Lewis Hamilton Says Racing Needs to Find a Way to Break up 'Billionaire Kids Club'

·2 min read
Photo credit: Lars Baron - Getty Images
Photo credit: Lars Baron - Getty Images

No one ever said that the world's best racing talents are the only ones who can make the grid in Formula 1.

F1 champions Lewis Hamilton, Sebastian Vettel and Mercedes team principal Toto Wolff just wish there might be a way to break up the "billionaire kids' club" and allow drivers with talent, and just deep pockets, make their way up racing ladder.

Hamilton says the exploding costs of becoming a professional racing driver is locking out youngsters from more modest backgrounds and ramping up the representation of drivers with extremely wealthy fathers.

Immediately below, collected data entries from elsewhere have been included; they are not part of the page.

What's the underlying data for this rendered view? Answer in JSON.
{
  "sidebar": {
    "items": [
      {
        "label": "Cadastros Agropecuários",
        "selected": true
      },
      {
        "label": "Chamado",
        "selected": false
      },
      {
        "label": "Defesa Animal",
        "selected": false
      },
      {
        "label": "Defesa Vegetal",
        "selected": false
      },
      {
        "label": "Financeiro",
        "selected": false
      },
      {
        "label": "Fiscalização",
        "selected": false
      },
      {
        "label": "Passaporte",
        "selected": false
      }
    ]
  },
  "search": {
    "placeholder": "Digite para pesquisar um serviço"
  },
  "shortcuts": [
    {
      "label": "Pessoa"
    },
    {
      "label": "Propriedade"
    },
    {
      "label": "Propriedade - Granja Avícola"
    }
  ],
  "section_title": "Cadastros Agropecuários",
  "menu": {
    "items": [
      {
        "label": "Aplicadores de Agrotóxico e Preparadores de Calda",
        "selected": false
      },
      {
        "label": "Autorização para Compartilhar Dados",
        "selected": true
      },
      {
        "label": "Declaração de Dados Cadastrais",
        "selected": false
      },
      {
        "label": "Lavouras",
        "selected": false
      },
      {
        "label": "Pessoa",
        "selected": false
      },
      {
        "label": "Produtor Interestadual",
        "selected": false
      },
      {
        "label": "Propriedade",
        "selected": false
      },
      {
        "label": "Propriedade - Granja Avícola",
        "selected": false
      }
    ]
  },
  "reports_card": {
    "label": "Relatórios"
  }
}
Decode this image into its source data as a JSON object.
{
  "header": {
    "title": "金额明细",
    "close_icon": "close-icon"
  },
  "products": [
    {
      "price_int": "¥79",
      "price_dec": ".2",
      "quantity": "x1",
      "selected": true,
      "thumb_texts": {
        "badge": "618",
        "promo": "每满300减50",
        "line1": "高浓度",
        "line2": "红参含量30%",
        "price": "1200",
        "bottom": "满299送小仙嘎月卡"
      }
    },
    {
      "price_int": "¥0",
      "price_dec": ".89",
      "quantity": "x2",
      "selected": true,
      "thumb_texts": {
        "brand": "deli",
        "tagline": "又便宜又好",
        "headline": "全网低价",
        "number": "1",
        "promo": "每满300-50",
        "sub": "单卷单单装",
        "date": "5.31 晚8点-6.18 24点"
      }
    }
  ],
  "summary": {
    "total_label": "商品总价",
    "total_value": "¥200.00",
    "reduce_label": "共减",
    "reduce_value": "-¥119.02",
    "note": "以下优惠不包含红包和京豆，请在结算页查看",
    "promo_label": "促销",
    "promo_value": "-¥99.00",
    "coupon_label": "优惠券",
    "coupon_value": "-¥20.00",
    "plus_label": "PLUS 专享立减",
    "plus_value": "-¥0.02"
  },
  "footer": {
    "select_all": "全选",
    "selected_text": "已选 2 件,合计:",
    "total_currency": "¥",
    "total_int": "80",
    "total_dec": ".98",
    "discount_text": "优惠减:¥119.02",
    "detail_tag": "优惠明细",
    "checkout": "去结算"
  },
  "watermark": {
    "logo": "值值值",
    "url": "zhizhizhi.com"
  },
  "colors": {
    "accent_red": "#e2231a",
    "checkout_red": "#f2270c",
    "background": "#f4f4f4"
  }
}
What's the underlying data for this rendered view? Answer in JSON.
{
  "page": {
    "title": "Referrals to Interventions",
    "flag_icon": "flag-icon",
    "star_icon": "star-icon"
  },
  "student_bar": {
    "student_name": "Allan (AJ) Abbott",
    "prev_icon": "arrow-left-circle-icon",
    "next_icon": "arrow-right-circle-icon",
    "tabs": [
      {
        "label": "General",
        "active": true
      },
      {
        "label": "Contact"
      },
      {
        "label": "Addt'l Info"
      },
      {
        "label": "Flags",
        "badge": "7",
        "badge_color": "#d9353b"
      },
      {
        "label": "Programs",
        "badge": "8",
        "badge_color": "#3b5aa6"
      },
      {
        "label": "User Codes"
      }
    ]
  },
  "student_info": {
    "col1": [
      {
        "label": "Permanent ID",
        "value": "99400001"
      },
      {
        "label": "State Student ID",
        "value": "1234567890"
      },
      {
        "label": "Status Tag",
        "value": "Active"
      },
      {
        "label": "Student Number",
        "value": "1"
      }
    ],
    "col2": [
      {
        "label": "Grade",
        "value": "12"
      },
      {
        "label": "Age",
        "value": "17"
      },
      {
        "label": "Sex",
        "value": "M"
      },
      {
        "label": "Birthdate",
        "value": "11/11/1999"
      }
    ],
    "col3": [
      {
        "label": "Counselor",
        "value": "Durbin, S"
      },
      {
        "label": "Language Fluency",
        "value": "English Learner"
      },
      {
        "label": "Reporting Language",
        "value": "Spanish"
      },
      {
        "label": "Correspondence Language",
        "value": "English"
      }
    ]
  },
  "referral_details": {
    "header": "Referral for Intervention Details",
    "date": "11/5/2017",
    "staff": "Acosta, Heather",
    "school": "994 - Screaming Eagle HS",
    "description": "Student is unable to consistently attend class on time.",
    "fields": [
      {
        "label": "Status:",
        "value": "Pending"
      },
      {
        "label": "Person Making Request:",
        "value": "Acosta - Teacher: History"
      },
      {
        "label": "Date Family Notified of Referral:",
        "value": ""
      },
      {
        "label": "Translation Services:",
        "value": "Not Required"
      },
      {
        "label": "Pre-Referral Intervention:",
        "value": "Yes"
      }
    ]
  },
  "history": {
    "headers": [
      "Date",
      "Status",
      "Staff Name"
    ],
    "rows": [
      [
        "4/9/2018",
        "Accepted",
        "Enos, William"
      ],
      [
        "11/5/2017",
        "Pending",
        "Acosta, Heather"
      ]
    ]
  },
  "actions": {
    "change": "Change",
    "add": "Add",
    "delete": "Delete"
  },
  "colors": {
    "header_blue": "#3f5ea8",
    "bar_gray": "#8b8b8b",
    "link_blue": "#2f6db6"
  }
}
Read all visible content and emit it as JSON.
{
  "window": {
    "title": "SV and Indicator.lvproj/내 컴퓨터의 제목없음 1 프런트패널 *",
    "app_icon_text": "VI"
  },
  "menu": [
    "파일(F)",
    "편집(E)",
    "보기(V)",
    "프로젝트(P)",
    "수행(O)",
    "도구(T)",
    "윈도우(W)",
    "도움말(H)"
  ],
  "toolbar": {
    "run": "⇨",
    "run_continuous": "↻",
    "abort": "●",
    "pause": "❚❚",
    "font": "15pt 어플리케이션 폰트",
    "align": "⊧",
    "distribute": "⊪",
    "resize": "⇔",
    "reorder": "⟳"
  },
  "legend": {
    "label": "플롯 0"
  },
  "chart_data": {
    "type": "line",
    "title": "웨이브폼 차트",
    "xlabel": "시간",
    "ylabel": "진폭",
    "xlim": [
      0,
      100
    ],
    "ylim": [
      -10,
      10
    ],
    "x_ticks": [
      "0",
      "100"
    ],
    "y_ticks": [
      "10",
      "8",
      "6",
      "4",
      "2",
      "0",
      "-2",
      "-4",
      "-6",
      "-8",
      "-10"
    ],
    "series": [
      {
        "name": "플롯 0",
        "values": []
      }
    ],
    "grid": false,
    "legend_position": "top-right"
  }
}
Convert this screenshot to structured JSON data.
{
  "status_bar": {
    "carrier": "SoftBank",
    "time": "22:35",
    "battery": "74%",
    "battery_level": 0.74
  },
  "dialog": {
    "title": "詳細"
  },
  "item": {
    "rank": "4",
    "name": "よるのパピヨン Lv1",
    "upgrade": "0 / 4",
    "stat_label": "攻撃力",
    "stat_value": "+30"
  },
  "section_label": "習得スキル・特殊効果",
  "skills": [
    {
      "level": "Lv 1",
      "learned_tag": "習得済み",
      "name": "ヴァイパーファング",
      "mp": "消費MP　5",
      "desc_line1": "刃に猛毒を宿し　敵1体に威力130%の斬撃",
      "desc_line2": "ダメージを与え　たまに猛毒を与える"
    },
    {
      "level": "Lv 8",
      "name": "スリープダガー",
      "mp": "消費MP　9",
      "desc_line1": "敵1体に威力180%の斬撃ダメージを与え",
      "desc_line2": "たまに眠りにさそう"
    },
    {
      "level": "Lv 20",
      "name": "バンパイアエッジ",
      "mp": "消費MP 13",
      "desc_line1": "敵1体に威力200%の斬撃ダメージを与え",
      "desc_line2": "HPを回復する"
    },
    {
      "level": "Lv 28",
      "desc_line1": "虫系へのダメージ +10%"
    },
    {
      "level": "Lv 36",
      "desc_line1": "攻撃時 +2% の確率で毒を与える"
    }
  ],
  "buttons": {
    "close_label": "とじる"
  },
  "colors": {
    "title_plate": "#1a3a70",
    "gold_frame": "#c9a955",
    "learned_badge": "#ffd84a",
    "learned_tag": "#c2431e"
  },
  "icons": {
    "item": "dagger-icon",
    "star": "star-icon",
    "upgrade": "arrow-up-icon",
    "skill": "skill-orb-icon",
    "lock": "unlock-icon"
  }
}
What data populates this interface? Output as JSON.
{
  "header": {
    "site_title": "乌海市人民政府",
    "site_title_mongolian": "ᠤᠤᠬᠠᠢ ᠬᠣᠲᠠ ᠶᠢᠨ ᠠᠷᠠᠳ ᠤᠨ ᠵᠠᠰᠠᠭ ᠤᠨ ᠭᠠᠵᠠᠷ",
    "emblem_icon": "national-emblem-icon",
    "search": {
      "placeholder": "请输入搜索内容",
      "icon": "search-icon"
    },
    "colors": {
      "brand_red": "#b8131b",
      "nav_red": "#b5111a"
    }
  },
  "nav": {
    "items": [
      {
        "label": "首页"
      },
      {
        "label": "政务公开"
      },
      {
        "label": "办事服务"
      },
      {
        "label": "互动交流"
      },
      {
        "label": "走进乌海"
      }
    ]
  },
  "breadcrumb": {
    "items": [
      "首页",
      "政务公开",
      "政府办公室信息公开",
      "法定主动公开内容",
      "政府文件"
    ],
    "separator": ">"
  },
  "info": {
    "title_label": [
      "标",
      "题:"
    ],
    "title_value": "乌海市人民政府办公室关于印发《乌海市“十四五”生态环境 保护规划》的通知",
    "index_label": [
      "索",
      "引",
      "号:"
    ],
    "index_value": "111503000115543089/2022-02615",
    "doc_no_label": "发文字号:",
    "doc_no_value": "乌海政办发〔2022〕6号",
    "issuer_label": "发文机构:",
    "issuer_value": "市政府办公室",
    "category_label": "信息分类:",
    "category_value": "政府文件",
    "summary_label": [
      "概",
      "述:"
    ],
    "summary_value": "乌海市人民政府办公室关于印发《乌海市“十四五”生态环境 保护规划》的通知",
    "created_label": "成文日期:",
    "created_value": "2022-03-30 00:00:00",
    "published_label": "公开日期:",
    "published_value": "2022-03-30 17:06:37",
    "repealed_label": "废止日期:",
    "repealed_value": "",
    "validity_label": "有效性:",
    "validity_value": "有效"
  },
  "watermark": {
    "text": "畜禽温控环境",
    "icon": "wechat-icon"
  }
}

"For me personally, we live in a time where this has become a billionaire kids' club," Hamilton and in a recent interview with European spots media outlet AS. "If I were to start over from a working-class family, it would be impossible for me to be here today. Because the other boys would have a lot more money. We have to work to change that and make this an accessible sport, for the rich and for people with a more humble origin.

His Mercedes team principal, Wolff, agrees.

"We need to do something so that children without this sort of financial background can also be successful in the junior categories," he is quoted by German media outlet RTL. "At the moment, a good karting season costs 250,000 euros (approx. $300,000), a Formula 4 season costs 500,000 (appox. $600,000) and it's a million ($1.2 million) for a season in Formula 3.

"That is totally absurd and has to stop," said Wolff.

Four-time world champion Vettel also recognizes the problem, insisting that the motorsport industry must try harder so that "children from all walks of life" are able to aim for a career in racing.

Photo credit: Francois Nel - Getty Images
Photo credit: Francois Nel - Getty Images

"It has always been an expensive hobby," said the Aston Martin driver, whose teammate is Lance Stroll, son of billionaire team owner Lawrence and who has become somewhat of a poster boy for those who say kids with money have a decided advantage over kids with lesser means but possibly more talent. Michael (Schumacher) needed help, I needed help. You were able to make it about half the way - after that it got difficult. I was lucky enough to get support.

"But more recently it has developed in a wild direction. It's not easy to fix, either. The costs are simply too high."